Contribute to Your Retirement Account

Is your retirement account fully funded? What that means is this: are you taking advantage of your company’s 401(k) or other retirement plan? Do you have an IRA and have you been contributing money to it regularly?

Your tax advisor can discuss with you your funding options as well as what other investments to make to help aid your cause. Stocks, municipal bonds, foreign holdings, real estate and other options should be put on the table. Examine ways that you can reduce your tax liability and keep more of the money that you earn.

Pay Your Taxes on Time

If you work for someone, then your taxes are withheld every pay period. If you work for yourself, you need to pay your taxes quarterly. Miss a payment and you will face fines and penalties, perhaps even a dreaded IRS audit.

If you own a small business, there are other taxes you are responsible for paying. These include employment taxes — Social Security, Medicare, unemployment taxes, and both state and federal income taxes. You may also have taxes on worker’s compensation, personal and real property, use taxes and occupation taxes. If you collect sales tax you need to remit those funds as per your local or state government.

Get Your Files in Order

Your last year’s tax file is likely full, waiting perhaps for the last W4 and 1099 forms before you file your taxes. You should also receive receipts from your pharmacist to track the funds paid for prescriptions last year and obtain other needed tax forms.

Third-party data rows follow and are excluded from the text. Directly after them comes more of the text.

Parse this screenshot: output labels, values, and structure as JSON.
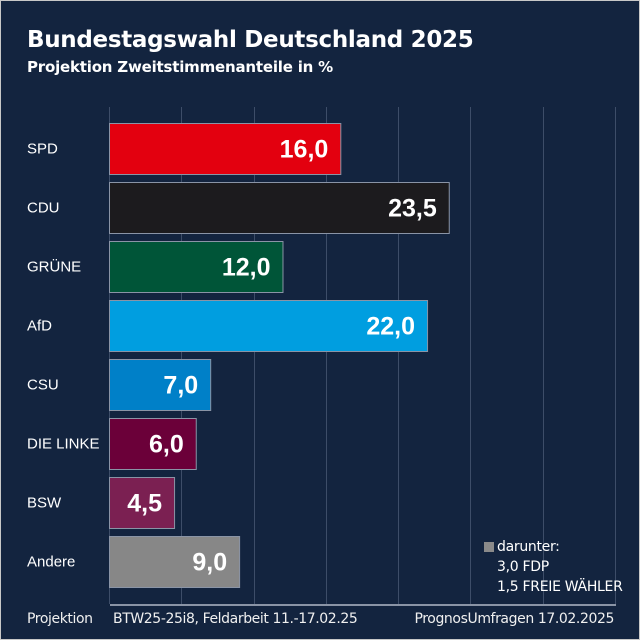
{
  "chart_data": {
    "type": "bar",
    "orientation": "horizontal",
    "title": "Bundestagswahl Deutschland 2025",
    "subtitle": "Projektion Zweitstimmenanteile in %",
    "xlabel": "",
    "ylabel": "",
    "xlim": [
      0,
      35
    ],
    "grid": true,
    "grid_step": 5,
    "categories": [
      "SPD",
      "CDU",
      "GRÜNE",
      "AfD",
      "CSU",
      "DIE LINKE",
      "BSW",
      "Andere"
    ],
    "values": [
      16.0,
      23.5,
      12.0,
      22.0,
      7.0,
      6.0,
      4.5,
      9.0
    ],
    "value_labels": [
      "16,0",
      "23,5",
      "12,0",
      "22,0",
      "7,0",
      "6,0",
      "4,5",
      "9,0"
    ],
    "colors": [
      "#e3000f",
      "#1c1b1e",
      "#005538",
      "#009ee0",
      "#0080c8",
      "#6b0039",
      "#7b2052",
      "#878787"
    ],
    "annotation": {
      "heading": "darunter:",
      "items": [
        "3,0 FDP",
        "1,5 FREIE WÄHLER"
      ],
      "swatch_color": "#878787"
    }
  },
  "footer": {
    "left": "Projektion",
    "middle": "BTW25-25i8, Feldarbeit 11.-17.02.25",
    "right": "PrognosUmfragen 17.02.2025"
  }
}
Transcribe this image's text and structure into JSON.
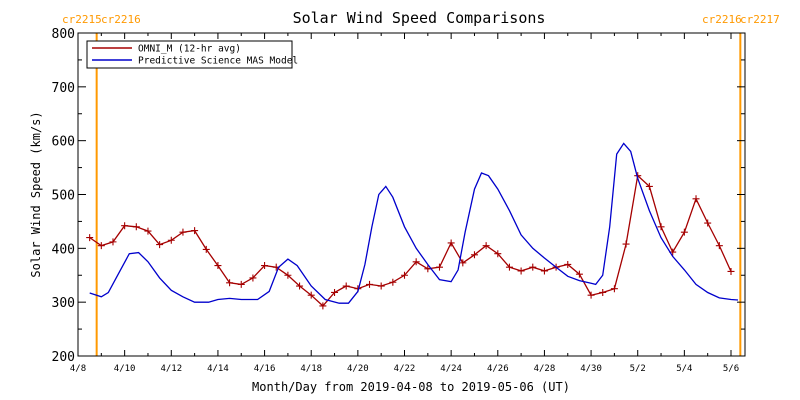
{
  "chart_data": {
    "type": "line",
    "title": "Solar Wind Speed Comparisons",
    "xlabel": "Month/Day from 2019-04-08 to 2019-05-06 (UT)",
    "ylabel": "Solar Wind Speed (km/s)",
    "ylim": [
      200,
      800
    ],
    "xlim_days": [
      0,
      28.6
    ],
    "grid": false,
    "legend_position": "top-left",
    "x_tick_labels": [
      "4/8",
      "4/10",
      "4/12",
      "4/14",
      "4/16",
      "4/18",
      "4/20",
      "4/22",
      "4/24",
      "4/26",
      "4/28",
      "4/30",
      "5/2",
      "5/4",
      "5/6"
    ],
    "y_tick_labels": [
      "200",
      "300",
      "400",
      "500",
      "600",
      "700",
      "800"
    ],
    "carrington_markers": [
      {
        "day": 0.8,
        "left_label": "cr2215",
        "right_label": "cr2216",
        "color": "#FF9900"
      },
      {
        "day": 28.4,
        "left_label": "cr2216",
        "right_label": "cr2217",
        "color": "#FF9900"
      }
    ],
    "series": [
      {
        "name": "OMNI_M (12-hr avg)",
        "color": "#A50000",
        "marker": "plus",
        "points": [
          [
            0.5,
            420
          ],
          [
            1.0,
            405
          ],
          [
            1.5,
            412
          ],
          [
            2.0,
            442
          ],
          [
            2.5,
            440
          ],
          [
            3.0,
            432
          ],
          [
            3.5,
            407
          ],
          [
            4.0,
            415
          ],
          [
            4.5,
            430
          ],
          [
            5.0,
            433
          ],
          [
            5.5,
            398
          ],
          [
            6.0,
            368
          ],
          [
            6.5,
            336
          ],
          [
            7.0,
            333
          ],
          [
            7.5,
            345
          ],
          [
            8.0,
            368
          ],
          [
            8.5,
            365
          ],
          [
            9.0,
            350
          ],
          [
            9.5,
            330
          ],
          [
            10.0,
            313
          ],
          [
            10.5,
            293
          ],
          [
            11.0,
            318
          ],
          [
            11.5,
            330
          ],
          [
            12.0,
            325
          ],
          [
            12.5,
            333
          ],
          [
            13.0,
            330
          ],
          [
            13.5,
            337
          ],
          [
            14.0,
            350
          ],
          [
            14.5,
            375
          ],
          [
            15.0,
            362
          ],
          [
            15.5,
            365
          ],
          [
            16.0,
            410
          ],
          [
            16.5,
            373
          ],
          [
            17.0,
            388
          ],
          [
            17.5,
            405
          ],
          [
            18.0,
            390
          ],
          [
            18.5,
            365
          ],
          [
            19.0,
            358
          ],
          [
            19.5,
            365
          ],
          [
            20.0,
            358
          ],
          [
            20.5,
            365
          ],
          [
            21.0,
            370
          ],
          [
            21.5,
            352
          ],
          [
            22.0,
            313
          ],
          [
            22.5,
            318
          ],
          [
            23.0,
            325
          ],
          [
            23.5,
            408
          ],
          [
            24.0,
            535
          ],
          [
            24.5,
            515
          ],
          [
            25.0,
            440
          ],
          [
            25.5,
            393
          ],
          [
            26.0,
            430
          ],
          [
            26.5,
            492
          ],
          [
            27.0,
            447
          ],
          [
            27.5,
            405
          ],
          [
            28.0,
            357
          ]
        ]
      },
      {
        "name": "Predictive Science MAS Model",
        "color": "#0000CC",
        "marker": "none",
        "points": [
          [
            0.5,
            317
          ],
          [
            1.0,
            310
          ],
          [
            1.3,
            318
          ],
          [
            1.7,
            350
          ],
          [
            2.2,
            390
          ],
          [
            2.6,
            392
          ],
          [
            3.0,
            375
          ],
          [
            3.5,
            345
          ],
          [
            4.0,
            322
          ],
          [
            4.5,
            310
          ],
          [
            5.0,
            300
          ],
          [
            5.6,
            300
          ],
          [
            6.0,
            305
          ],
          [
            6.5,
            307
          ],
          [
            7.0,
            305
          ],
          [
            7.7,
            305
          ],
          [
            8.2,
            320
          ],
          [
            8.6,
            365
          ],
          [
            9.0,
            380
          ],
          [
            9.4,
            368
          ],
          [
            10.0,
            330
          ],
          [
            10.6,
            305
          ],
          [
            11.2,
            298
          ],
          [
            11.6,
            298
          ],
          [
            12.0,
            320
          ],
          [
            12.3,
            370
          ],
          [
            12.6,
            440
          ],
          [
            12.9,
            500
          ],
          [
            13.2,
            515
          ],
          [
            13.5,
            495
          ],
          [
            14.0,
            440
          ],
          [
            14.5,
            400
          ],
          [
            15.0,
            370
          ],
          [
            15.5,
            342
          ],
          [
            16.0,
            338
          ],
          [
            16.3,
            360
          ],
          [
            16.6,
            430
          ],
          [
            17.0,
            510
          ],
          [
            17.3,
            540
          ],
          [
            17.6,
            535
          ],
          [
            18.0,
            510
          ],
          [
            18.5,
            470
          ],
          [
            19.0,
            425
          ],
          [
            19.5,
            400
          ],
          [
            20.0,
            382
          ],
          [
            20.5,
            365
          ],
          [
            21.0,
            348
          ],
          [
            21.5,
            340
          ],
          [
            22.0,
            335
          ],
          [
            22.2,
            333
          ],
          [
            22.5,
            350
          ],
          [
            22.8,
            440
          ],
          [
            23.1,
            575
          ],
          [
            23.4,
            595
          ],
          [
            23.7,
            580
          ],
          [
            24.0,
            530
          ],
          [
            24.5,
            470
          ],
          [
            25.0,
            420
          ],
          [
            25.5,
            385
          ],
          [
            26.0,
            360
          ],
          [
            26.5,
            333
          ],
          [
            27.0,
            318
          ],
          [
            27.5,
            308
          ],
          [
            28.0,
            305
          ],
          [
            28.3,
            304
          ]
        ]
      }
    ]
  }
}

You should also set up your file for the new year, adding the required receipts that will come in handy next tax season. Keep in your file home refinancing information, registration fees, property tax receipts and other tax deductible forms.

Tax Considerations

Make a plan to keep track of your taxes throughout the year, perhaps performing quarterly and semiannual reviews to ensure that you’re on track. And keep your ear open for tax law changes made in throughout the year that can impact your taxes going forward.